Нерукоподаваемые
В конце мы будем помнить не слова наших врагов, но молчание наших друзей.
Мартин Лютер Кинг
Не очень ловкое словечко — нерукоподаваемые. Но, к сожалению, все синонимы к нему находятся почти что на грани приличия. Впрочем, все равно придумал это слово не я, а Людмила Нарусова, вдова Анатолия Собчака.
В недавнем интервью газете «Известия» она сказала, что «исстари человек, оклеветавший другого, предавший, становился нерукоподаваемым для русского интеллигента. Элита не принимала таких. Ибо интеллигентность — это нравственная категория, а не принадлежность к какой-то профессии и не образовательный ценз. И наблюдать, как теперешняя интеллигенция рукоплещет нерукоподаваемым, больно».
Последнее десятилетие освободило нас, но многое освободило и в нас. Теперь стали говорить и писать открыто то, что раньше шептали за углом либо писали в доносах в парткомы. Стало возможнымделать то, чего даже по советской морали стеснялись. Да, та мораль была в чем-то и фальшивой, но одновременно и сдерживающей.
Теперь тайное стало явным. Но обнаружился в обществе дефицит мужества. Один может сказать даже с трибуны любую гадость, а другим — неудобно. Настолько неудобно, что они стесняются назвать низость низостью.
Стесняются показать свое отношение к ней. И суетливо, а чаще просто не задумываясь, пожимают руку человека, поступившего так, как сами они поступить возможным не считают.

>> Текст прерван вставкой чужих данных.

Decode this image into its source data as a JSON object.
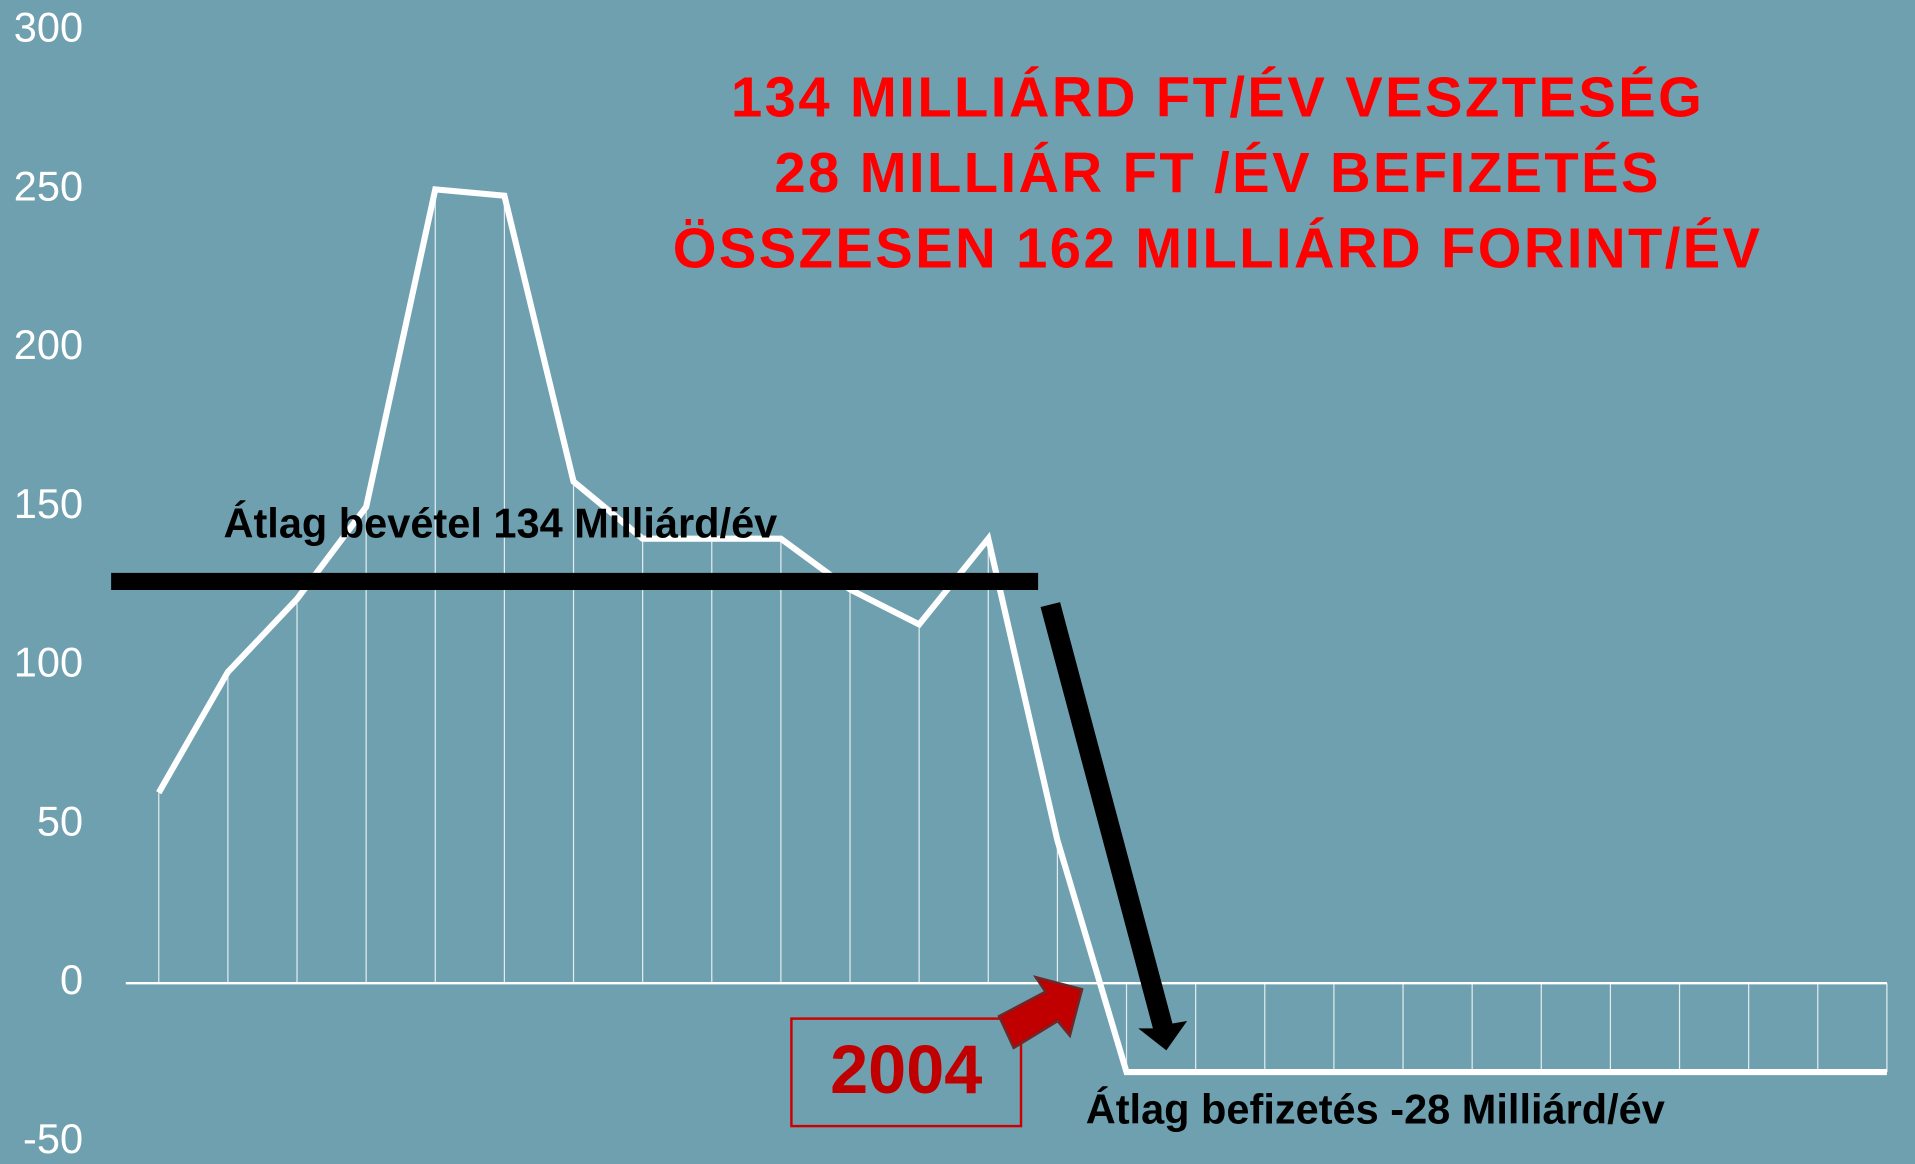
{
  "chart_data": {
    "type": "line",
    "title": [
      "134 MILLIÁRD FT/ÉV VESZTESÉG",
      "28 MILLIÁR FT /ÉV BEFIZETÉS",
      "ÖSSZESEN 162 MILLIÁRD FORINT/ÉV"
    ],
    "annotations": [
      "Átlag bevétel 134 Milliárd/év",
      "Átlag befizetés -28 Milliárd/év",
      "2004"
    ],
    "categories": [
      null,
      null,
      null,
      null,
      null,
      null,
      null,
      null,
      null,
      null,
      null,
      null,
      null,
      null,
      null,
      null,
      null,
      null,
      null,
      null,
      null,
      null,
      null,
      null,
      null,
      null
    ],
    "series": [
      {
        "color": "#ffffff",
        "values": [
          60,
          98,
          121,
          150,
          250,
          248,
          158,
          140,
          140,
          140,
          124,
          113,
          140,
          45,
          -28,
          -28,
          -28,
          -28,
          -28,
          -28,
          -28,
          -28,
          -28,
          -28,
          -28,
          -28
        ]
      }
    ],
    "ylim": [
      -50,
      300
    ],
    "yticks": [
      -50,
      0,
      50,
      100,
      150,
      200,
      250,
      300
    ]
  }
}
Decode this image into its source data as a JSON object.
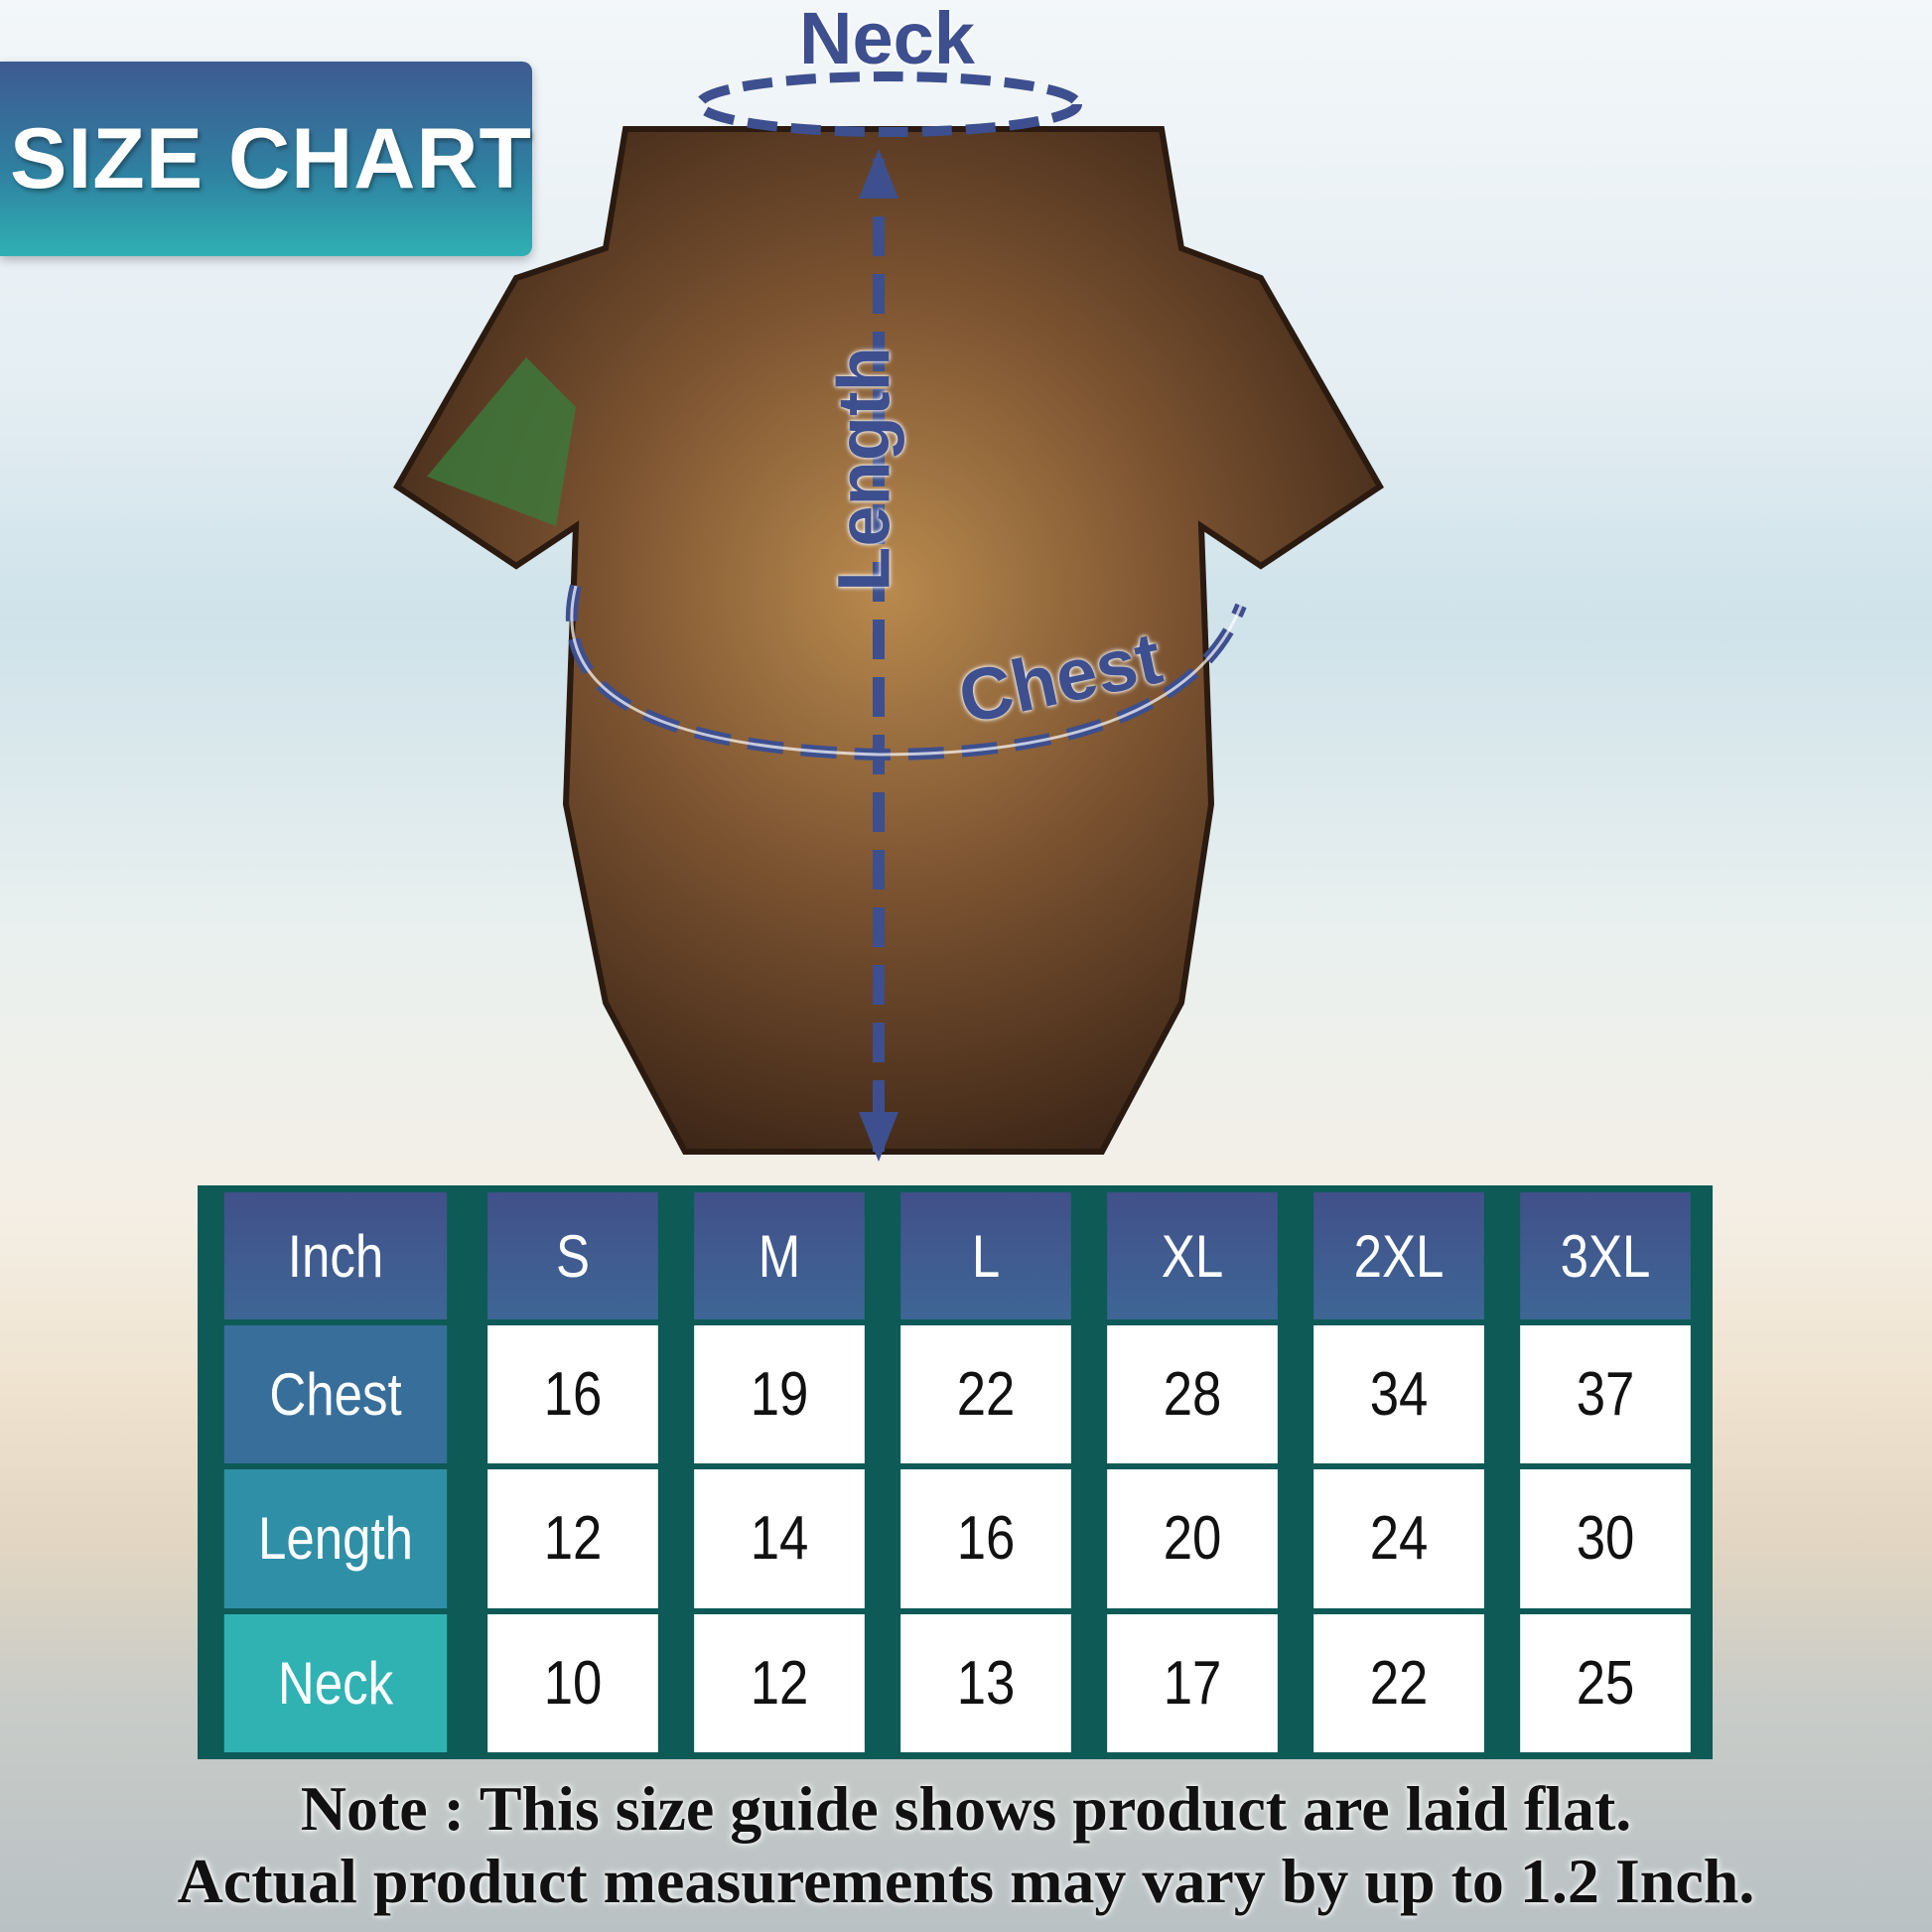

Не графья, понятно. Все мы не графья. Но могу признаться, наберется к началу седьмого десятка моей жизни человек пять или десять, которым я не подаю руки. Не считаю возможным.
На эту тему я не так давно беседовал с двумя уважаемыми коллегами. Спросил прямо: вы-то отчего готовы пожать руку господину такому-то? Вы его уважаете? Для вас честь — общаться с ним?
Отнюдь. А вот насчет руки, говорят, — знаешь, как-то не принято отталкивать протянутую ладонь. Да и вообще проще не обострять, не придавать значения…
Я, конечно, понимаю коллег. Обострять хлопотно. Объяснить самому себе столь решительный шаг трудно. Не убудет же…
Понимаю, но не соглашаюсь. Жизнь коротка. И каждый вправе себе сказать, что за прожитые годы он имел и друзей, и врагов. Достойных друзей. И врагов, которые не заслуживают рукопожатия. Я доволен, что у меня сегодня есть те и другие.
Вот если бы в наше общество вернулось старое интеллигентное правило. Чтобы каждый мог знать: совершив низость, он рискует оказаться нерукоподаваемым. Когда-то из-за этого стрелялись. Сегодня это может оказаться просто неприятным. И то — хлеб.